The results from this randomized clinical study indicate that the application of TDTs effectively reduced the incidence of PECS in patients after colorectal ESD ( chictr.org.cn Identifier: ChiCTR2200062164).

摘要

引言

内镜下黏膜下剥离术(ESD)后凝血综合征(PECS)的预防是结直肠ESD常见的术后并发症之一。鉴于PECS的发病率不断上升,研究各种预防方法至关重要。本研究的目的是评估经直肠引流管(TDT)在结直肠ESD术后患者预防PECS中的疗效。

方法

2022年7月至2023年7月,在中国的3家医院进行了一项多中心随机对照临床试验。纳入接受ESD治疗单个浅表结直肠病变且病变≥20 mm的患者。
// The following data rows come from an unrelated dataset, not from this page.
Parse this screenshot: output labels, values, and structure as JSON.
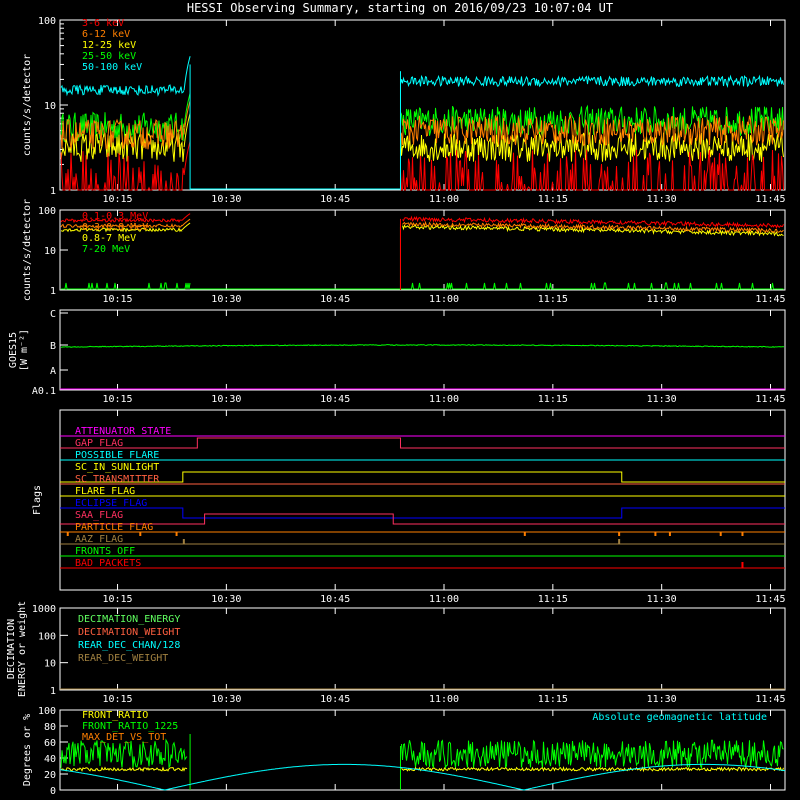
{
  "title": "HESSI Observing Summary, starting on 2016/09/23 10:07:04 UT",
  "colors": {
    "fg": "#ffffff",
    "red": "#ff0000",
    "orange": "#ff7f00",
    "yellow": "#ffff00",
    "green": "#00ff00",
    "cyan": "#00ffff",
    "magenta": "#ff00ff",
    "blue": "#0000ff",
    "salmon": "#ff6040",
    "olive": "#a08040",
    "pink": "#ff3060",
    "lightgreen": "#60ff60"
  },
  "chart_data": [
    {
      "id": "lowe",
      "type": "line",
      "ylabel": "counts/s/detector",
      "yscale": "log",
      "ylim": [
        1,
        100
      ],
      "ytick_labels": [
        "1",
        "10",
        "100"
      ],
      "xlim_minutes": [
        10.07,
        11.78
      ],
      "xtick_labels": [
        "10:15",
        "10:30",
        "10:45",
        "11:00",
        "11:15",
        "11:30",
        "11:45"
      ],
      "data_gap": [
        "10:25",
        "10:54"
      ],
      "legend": [
        "3-6 keV",
        "6-12 keV",
        "12-25 keV",
        "25-50 keV",
        "50-100 keV"
      ],
      "series": [
        {
          "name": "3-6 keV",
          "color": "red",
          "pre": 1.5,
          "post": 1.5
        },
        {
          "name": "6-12 keV",
          "color": "orange",
          "pre": 4.5,
          "post": 5
        },
        {
          "name": "12-25 keV",
          "color": "yellow",
          "pre": 3.2,
          "post": 3.2
        },
        {
          "name": "25-50 keV",
          "color": "green",
          "pre": 5.5,
          "post": 6.5
        },
        {
          "name": "50-100 keV",
          "color": "cyan",
          "pre": 15,
          "post": 19
        }
      ]
    },
    {
      "id": "highe",
      "type": "line",
      "ylabel": "counts/s/detector",
      "yscale": "log",
      "ylim": [
        1,
        100
      ],
      "ytick_labels": [
        "1",
        "10",
        "100"
      ],
      "xtick_labels": [
        "10:15",
        "10:30",
        "10:45",
        "11:00",
        "11:15",
        "11:30",
        "11:45"
      ],
      "legend": [
        "0.1-0.3 MeV",
        "0.3-0.8 MeV",
        "0.8-7 MeV",
        "7-20 MeV"
      ],
      "series": [
        {
          "name": "0.1-0.3 MeV",
          "color": "red",
          "pre": 55,
          "post": [
            60,
            40
          ]
        },
        {
          "name": "0.3-0.8 MeV",
          "color": "orange",
          "pre": 40,
          "post": [
            45,
            30
          ]
        },
        {
          "name": "0.8-7 MeV",
          "color": "yellow",
          "pre": 32,
          "post": [
            38,
            25
          ]
        },
        {
          "name": "7-20 MeV",
          "color": "green",
          "pre": 1,
          "post": 1
        }
      ]
    },
    {
      "id": "goes",
      "type": "line",
      "ylabel": "GOES15",
      "ylabel2": "[W m⁻²]",
      "ytick_labels": [
        "A0.1",
        "A",
        "B",
        "C"
      ],
      "xtick_labels": [
        "10:15",
        "10:30",
        "10:45",
        "11:00",
        "11:15",
        "11:30",
        "11:45"
      ],
      "series": [
        {
          "name": "long",
          "color": "green",
          "value": "B"
        },
        {
          "name": "short",
          "color": "magenta",
          "value": "A0.1"
        }
      ]
    },
    {
      "id": "flags",
      "type": "line",
      "ylabel": "Flags",
      "xtick_labels": [
        "10:15",
        "10:30",
        "10:45",
        "11:00",
        "11:15",
        "11:30",
        "11:45"
      ],
      "flags": [
        {
          "name": "ATTENUATOR_STATE",
          "color": "magenta"
        },
        {
          "name": "GAP_FLAG",
          "color": "pink"
        },
        {
          "name": "POSSIBLE_FLARE",
          "color": "cyan"
        },
        {
          "name": "SC_IN_SUNLIGHT",
          "color": "yellow"
        },
        {
          "name": "SC_TRANSMITTER",
          "color": "salmon"
        },
        {
          "name": "FLARE_FLAG",
          "color": "yellow"
        },
        {
          "name": "ECLIPSE_FLAG",
          "color": "blue"
        },
        {
          "name": "SAA_FLAG",
          "color": "pink"
        },
        {
          "name": "PARTICLE_FLAG",
          "color": "orange"
        },
        {
          "name": "AAZ_FLAG",
          "color": "olive"
        },
        {
          "name": "FRONTS_OFF",
          "color": "green"
        },
        {
          "name": "BAD_PACKETS",
          "color": "red"
        }
      ]
    },
    {
      "id": "decim",
      "type": "line",
      "ylabel": "DECIMATION",
      "ylabel2": "ENERGY or weight",
      "yscale": "log",
      "ytick_labels": [
        "1",
        "10",
        "100",
        "1000"
      ],
      "xtick_labels": [
        "10:15",
        "10:30",
        "10:45",
        "11:00",
        "11:15",
        "11:30",
        "11:45"
      ],
      "legend": [
        "DECIMATION_ENERGY",
        "DECIMATION_WEIGHT",
        "REAR_DEC_CHAN/128",
        "REAR_DEC_WEIGHT"
      ]
    },
    {
      "id": "ratio",
      "type": "line",
      "ylabel": "Degrees or %",
      "ylim": [
        0,
        100
      ],
      "ytick_labels": [
        "0",
        "20",
        "40",
        "60",
        "80",
        "100"
      ],
      "xtick_labels": [
        "10:15",
        "10:30",
        "10:45",
        "11:00",
        "11:15",
        "11:30",
        "11:45"
      ],
      "legend": [
        "FRONT_RATIO",
        "FRONT_RATIO_1225",
        "MAX_DET_VS_TOT"
      ],
      "annotation": "Absolute geomagnetic latitude",
      "series": [
        {
          "name": "FRONT_RATIO",
          "color": "yellow",
          "value": 26
        },
        {
          "name": "FRONT_RATIO_1225",
          "color": "green",
          "value": 45
        },
        {
          "name": "MAX_DET_VS_TOT",
          "color": "orange",
          "value": 28
        },
        {
          "name": "Absolute geomagnetic latitude",
          "color": "cyan",
          "value": [
            0,
            32
          ]
        }
      ]
    }
  ]
}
最初,229例患者纳入研究,5例被排除。最终,224例患者被随机分为TDT组和非TDT组。本开放标签研究采用平行设计,分配比例为1:1,内镜医师和患者对随机分组不设盲,ESD术后在内镜下于肛门上方约10 - 15 cm处插入一根24 Fr引流管,并紧密连接至引流袋。TDT在ESD术后1 - 3天拔除。

结果

本研究共纳入229例符合条件的患者,5例被排除。最终,224例患者被分配至TDT组(n = 112)和非TDT组(n = 112)。TDT组患者的中位年龄为63.45岁(四分位间距57 - 71;59例男性[52.68%]),非TDT组为60.95岁(四分位间距54 - 68;60例男性[53.57%])。意向性分析显示,TDT组患者的PECS发生率低于非TDT组(7例[6.25%]对20例[17.86%];相对风险,0.350;95%置信区间[CI],0.154 - 0.795;P = 0.008)。在亚组分析中,发现TDT可预防女性患者(比值比,0. = 0.097;95% CI,0.021 - 0.449;P = 0.001)、肿瘤大小<4 cm(比值比,0.203;95% CI,0.056 - 0.728;P = 0.011)、肿瘤位于左半结肠(比值比,0.339;95% CI,0.120 - 0.957;P = 0.035)以及手术时间较短(<45分钟)(比值比,0.316;95% CI,0.113 - 0.879;P = 0.023)的患者发生PECS。1例(0.89%)引流管意外提前脱落。未观察到与TDT相关的并发症。

讨论

这项随机临床研究的结果表明,TDT的应用有效降低了结直肠ESD术后患者PECS的发生率(中国临床试验注册中心标识符:ChiCTR2200062164)。